Not to seem too dramatic, but this coconut milk whipped cream has changed my life. You see, growing up in a Kosher household, there were always those dinners where my sister and I complained about the fact that we couldn’t have ice cream for dessert following a meat meal. What pained us even more were the nights when my mom would bake a peach cobbler or an apple galette, both of which begged to be served with whipped cream or ice cream… alas, we had to have them sans dairy product. Sure, they were good. But they could have been even better.
When Eric and I go home to visit my parents, I feel a bit sorry for the guy. He will look at the mashed potatoes on his plate with such longing. All he wants is a few pats of butter to put on top. And why, again, can’t we have those brownies a la mode?

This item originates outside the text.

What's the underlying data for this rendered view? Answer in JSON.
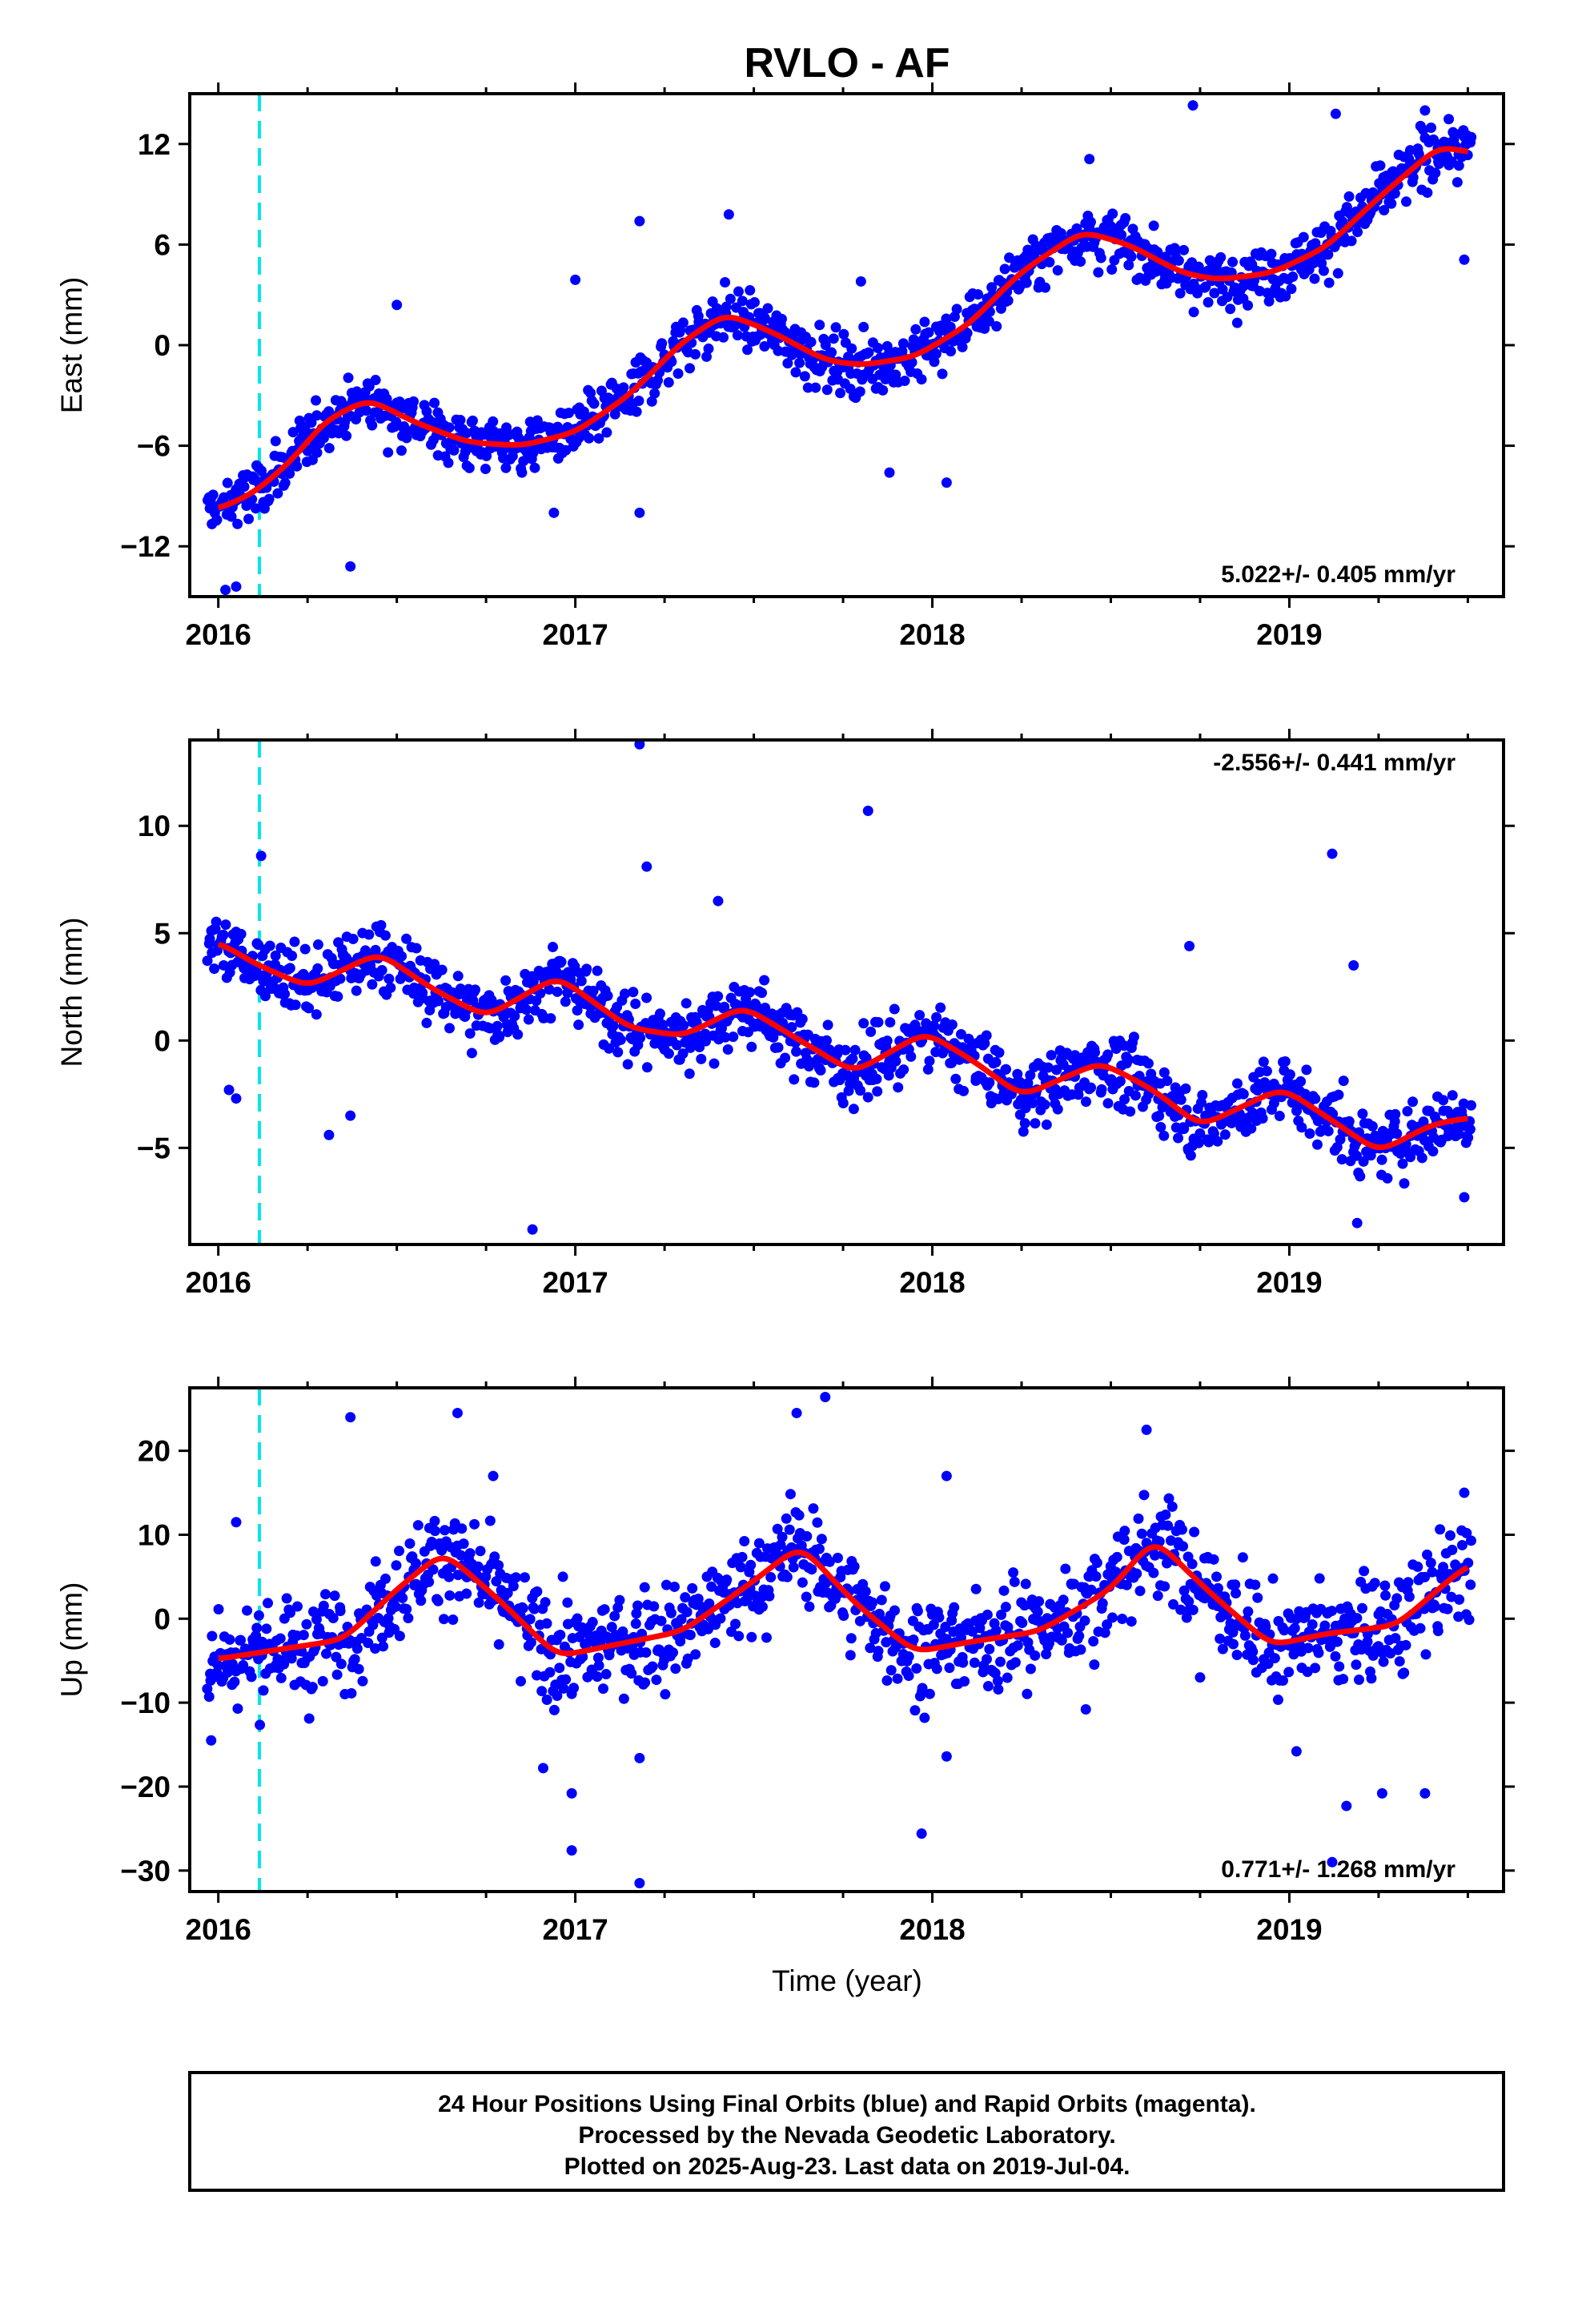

Which is why this coconut-milk whipped cream, a recipe from the latest issue of Cook’s Illustrated, has had such a profound effect on our lives. Now those killer sweet potatoes my mother makes for Thanksgiving can be topped with a dollop of something creamy. The apple galette will no longer feel naked.

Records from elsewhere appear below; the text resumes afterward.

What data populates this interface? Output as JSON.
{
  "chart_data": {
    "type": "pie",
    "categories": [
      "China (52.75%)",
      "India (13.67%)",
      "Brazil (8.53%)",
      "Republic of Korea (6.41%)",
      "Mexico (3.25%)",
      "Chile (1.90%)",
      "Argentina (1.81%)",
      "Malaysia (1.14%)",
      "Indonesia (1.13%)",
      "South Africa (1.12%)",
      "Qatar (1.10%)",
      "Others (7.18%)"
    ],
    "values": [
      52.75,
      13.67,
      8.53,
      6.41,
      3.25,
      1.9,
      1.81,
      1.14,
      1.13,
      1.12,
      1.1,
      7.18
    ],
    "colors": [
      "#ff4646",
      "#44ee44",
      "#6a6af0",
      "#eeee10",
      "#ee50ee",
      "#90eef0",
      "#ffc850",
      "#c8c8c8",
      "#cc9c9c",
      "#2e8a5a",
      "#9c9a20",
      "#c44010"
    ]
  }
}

It has found a permanent place in my recipe index and I hope you all enjoy it as much as I have. Oh, and thank you Cook’s Illustrated. Thank you for making my husband a very happy man. I owe you one.

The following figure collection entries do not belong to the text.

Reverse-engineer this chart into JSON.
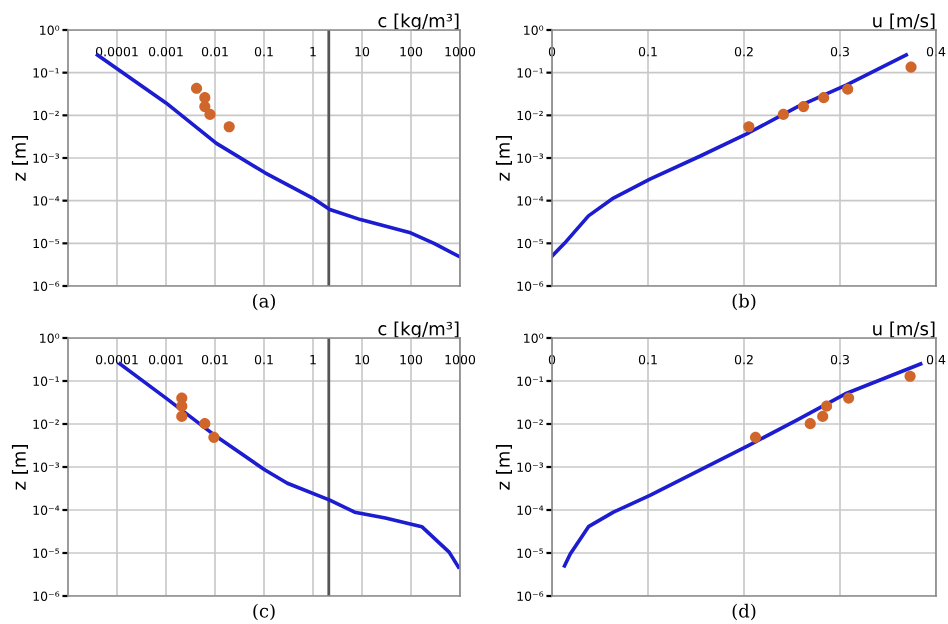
{
  "chart_data": [
    {
      "type": "line",
      "title": "(a)",
      "xlabel": "c [kg/m³]",
      "ylabel": "z [m]",
      "log": "xy",
      "xlim": [
        1e-05,
        1000
      ],
      "xticks": [
        0.0001,
        0.001,
        0.01,
        0.1,
        1,
        10,
        100,
        1000
      ],
      "ylim": [
        1e-06,
        1
      ],
      "yticks": [
        {
          "value": 1,
          "label": "10⁰"
        },
        {
          "value": 0.1,
          "label": "10⁻¹"
        },
        {
          "value": 0.01,
          "label": "10⁻²"
        },
        {
          "value": 0.001,
          "label": "10⁻³"
        },
        {
          "value": 0.0001,
          "label": "10⁻⁴"
        },
        {
          "value": 1e-05,
          "label": "10⁻⁵"
        },
        {
          "value": 1e-06,
          "label": "10⁻⁶"
        }
      ],
      "grid": true,
      "ref_lines": [
        {
          "axis": "x",
          "value": 2.1,
          "color": "#555555"
        }
      ],
      "series": [
        {
          "color": "#1c1cd0",
          "marker": "none",
          "x": [
            4e-05,
            0.001,
            0.0107,
            0.105,
            1.05,
            2.2,
            9.3,
            93,
            295,
            930
          ],
          "values": [
            0.26,
            0.0195,
            0.0022,
            0.00045,
            0.00011,
            6.2e-05,
            3.6e-05,
            1.8e-05,
            1e-05,
            5e-06
          ]
        },
        {
          "type": "scatter",
          "color": "#d0662a",
          "marker": "circle",
          "x": [
            0.0042,
            0.0062,
            0.0062,
            0.0079,
            0.0195
          ],
          "values": [
            0.043,
            0.026,
            0.016,
            0.0105,
            0.0054
          ]
        }
      ]
    },
    {
      "type": "line",
      "title": "(b)",
      "xlabel": "u [m/s]",
      "ylabel": "z [m]",
      "log": "y",
      "xlim": [
        0,
        0.4
      ],
      "xticks": [
        0,
        0.1,
        0.2,
        0.3,
        0.4
      ],
      "ylim": [
        1e-06,
        1
      ],
      "yticks": [
        {
          "value": 1,
          "label": "10⁰"
        },
        {
          "value": 0.1,
          "label": "10⁻¹"
        },
        {
          "value": 0.01,
          "label": "10⁻²"
        },
        {
          "value": 0.001,
          "label": "10⁻³"
        },
        {
          "value": 0.0001,
          "label": "10⁻⁴"
        },
        {
          "value": 1e-05,
          "label": "10⁻⁵"
        },
        {
          "value": 1e-06,
          "label": "10⁻⁶"
        }
      ],
      "grid": true,
      "series": [
        {
          "color": "#1c1cd0",
          "marker": "none",
          "x": [
            0,
            0.013,
            0.038,
            0.064,
            0.102,
            0.154,
            0.205,
            0.256,
            0.307,
            0.369
          ],
          "values": [
            5e-06,
            1e-05,
            4.4e-05,
            0.000115,
            0.00032,
            0.0011,
            0.0039,
            0.016,
            0.052,
            0.26
          ]
        },
        {
          "type": "scatter",
          "color": "#d0662a",
          "marker": "circle",
          "x": [
            0.205,
            0.241,
            0.262,
            0.283,
            0.308,
            0.374
          ],
          "values": [
            0.0054,
            0.0105,
            0.016,
            0.026,
            0.041,
            0.135
          ]
        }
      ]
    },
    {
      "type": "line",
      "title": "(c)",
      "xlabel": "c [kg/m³]",
      "ylabel": "z [m]",
      "log": "xy",
      "xlim": [
        1e-05,
        1000
      ],
      "xticks": [
        0.0001,
        0.001,
        0.01,
        0.1,
        1,
        10,
        100,
        1000
      ],
      "ylim": [
        1e-06,
        1
      ],
      "yticks": [
        {
          "value": 1,
          "label": "10⁰"
        },
        {
          "value": 0.1,
          "label": "10⁻¹"
        },
        {
          "value": 0.01,
          "label": "10⁻²"
        },
        {
          "value": 0.001,
          "label": "10⁻³"
        },
        {
          "value": 0.0001,
          "label": "10⁻⁴"
        },
        {
          "value": 1e-05,
          "label": "10⁻⁵"
        },
        {
          "value": 1e-06,
          "label": "10⁻⁶"
        }
      ],
      "grid": true,
      "ref_lines": [
        {
          "axis": "x",
          "value": 2.1,
          "color": "#555555"
        }
      ],
      "series": [
        {
          "color": "#1c1cd0",
          "marker": "none",
          "x": [
            0.000115,
            0.001,
            0.0107,
            0.105,
            0.3,
            2.2,
            7.1,
            30,
            166,
            600,
            930
          ],
          "values": [
            0.25,
            0.04,
            0.0051,
            0.00085,
            0.00042,
            0.00017,
            8.9e-05,
            6.5e-05,
            4.1e-05,
            1.05e-05,
            4.7e-06
          ]
        },
        {
          "type": "scatter",
          "color": "#d0662a",
          "marker": "circle",
          "x": [
            0.0021,
            0.0021,
            0.0021,
            0.0062,
            0.0095
          ],
          "values": [
            0.04,
            0.026,
            0.015,
            0.0102,
            0.0049
          ]
        }
      ]
    },
    {
      "type": "line",
      "title": "(d)",
      "xlabel": "u [m/s]",
      "ylabel": "z [m]",
      "log": "y",
      "xlim": [
        0,
        0.4
      ],
      "xticks": [
        0,
        0.1,
        0.2,
        0.3,
        0.4
      ],
      "ylim": [
        1e-06,
        1
      ],
      "yticks": [
        {
          "value": 1,
          "label": "10⁰"
        },
        {
          "value": 0.1,
          "label": "10⁻¹"
        },
        {
          "value": 0.01,
          "label": "10⁻²"
        },
        {
          "value": 0.001,
          "label": "10⁻³"
        },
        {
          "value": 0.0001,
          "label": "10⁻⁴"
        },
        {
          "value": 1e-05,
          "label": "10⁻⁵"
        },
        {
          "value": 1e-06,
          "label": "10⁻⁶"
        }
      ],
      "grid": true,
      "series": [
        {
          "color": "#1c1cd0",
          "marker": "none",
          "x": [
            0.013,
            0.019,
            0.038,
            0.064,
            0.102,
            0.154,
            0.205,
            0.256,
            0.307,
            0.384
          ],
          "values": [
            5e-06,
            9.5e-06,
            4.1e-05,
            8.9e-05,
            0.00022,
            0.00085,
            0.0032,
            0.0126,
            0.052,
            0.25
          ]
        },
        {
          "type": "scatter",
          "color": "#d0662a",
          "marker": "circle",
          "x": [
            0.212,
            0.269,
            0.282,
            0.286,
            0.309,
            0.373
          ],
          "values": [
            0.0049,
            0.0102,
            0.015,
            0.026,
            0.04,
            0.129
          ]
        }
      ]
    }
  ]
}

Note: Before preparing the whipped cream, Cook’s Illustrated makes the following recommendations. 1) The coconut cream does not always separate from the milk. To help it separate, you can refrigerate the can for a few hours prior to making the whipped cream. 2) Use ONLY the fatty part of the milk (not the liquid), otherwise it will become soupy.
Coconut Milk Whipped Cream
(from the January 2012 issue of Cook’s Illustrated)
To make 1 cup of whipped coconut cream, chill a mixing bowl and beaters in the freezer for at least 20 minutes. Using a spoon, skim the top layer of cream from a 10-ounce can of coconut milk (about 3/4 cup of cream) and place it in the chilled mixing bowl with 1 1/2 teaspoons of sugar, 1/2 teaspoon of vanilla, and a pinch of salt. Beat on low speed until small bubbles form, about 30 seconds. Increase the speed to high and continue beating until the cream thickens and light peaks form, about two minutes. Serve immediately or cover and refrigerate for up to four hours.